Bertioli DJ, Ozias-Akins P, Chu Y, Dantas KM, Santos SP, Gouvea E, Guimarães PM, Leal-Bertioli SCM, Knapp SJ and Moretzsohn MC (2014). The use of SNP markers for linkage mapping in diploid and tetraploid peanuts. G3 4(1):89–96. First published online in November 2013. (G6010.01)
Abstract: Single nucleotide polymorphic markers (SNPs) are attractive for use in genetic mapping and marker-assisted breeding because they can be scored in parallel assays at favorable costs. However, scoring SNP markers in polyploid plants like the peanut is problematic because of interfering signal generated from the DNA bases that are homeologous to those being assayed. The present study used a previously constructed 1536 GoldenGate SNP assay developed using SNPs identified between two A. duranensis accessions. In this study, the performance of this assay was tested on two RIL mapping populations, one diploid (A. duranensis × A. stenosperma) and one tetraploid [A. hypogaea cv. Runner IAC 886 × synthetic tetraploid (A. ipaënsis × A. duranensis)4×]. The scoring was performed using the software GenomeStudio version 2011.1. For the diploid, polymorphic markers provided excellent genotyping scores with default software parameters. In the tetraploid, as expected, most of the polymorphic markers provided signal intensity plots that were distorted compared to diploid patterns and that were incorrectly scored using default parameters. However, these scorings were easily corrected using the GenomeStudio software.
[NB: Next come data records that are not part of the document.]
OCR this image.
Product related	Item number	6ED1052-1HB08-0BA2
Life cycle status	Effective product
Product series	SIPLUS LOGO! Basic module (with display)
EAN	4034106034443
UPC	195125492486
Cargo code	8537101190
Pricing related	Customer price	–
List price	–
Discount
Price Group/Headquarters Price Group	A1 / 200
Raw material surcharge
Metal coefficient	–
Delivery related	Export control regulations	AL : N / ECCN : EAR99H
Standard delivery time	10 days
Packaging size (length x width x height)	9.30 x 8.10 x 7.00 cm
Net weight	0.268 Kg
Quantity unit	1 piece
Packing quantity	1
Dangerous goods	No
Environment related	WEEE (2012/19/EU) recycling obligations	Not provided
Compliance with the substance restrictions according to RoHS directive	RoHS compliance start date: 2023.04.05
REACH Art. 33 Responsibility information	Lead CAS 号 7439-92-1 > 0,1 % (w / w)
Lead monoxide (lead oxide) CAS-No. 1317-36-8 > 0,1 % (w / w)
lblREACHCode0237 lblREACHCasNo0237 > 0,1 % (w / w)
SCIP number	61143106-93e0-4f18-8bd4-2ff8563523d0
The degree of distortion was highly variable. Of the polymorphic markers, approximately 10% showed no distortion at all behaving as expected for single-dose markers, and another 30% showed low distortion and could be considered high-quality. The genotyped markers were incorporated into diploid and tetraploid genetic maps of Arachis and, in the latter case, were located almost entirely on A genome linkage groups.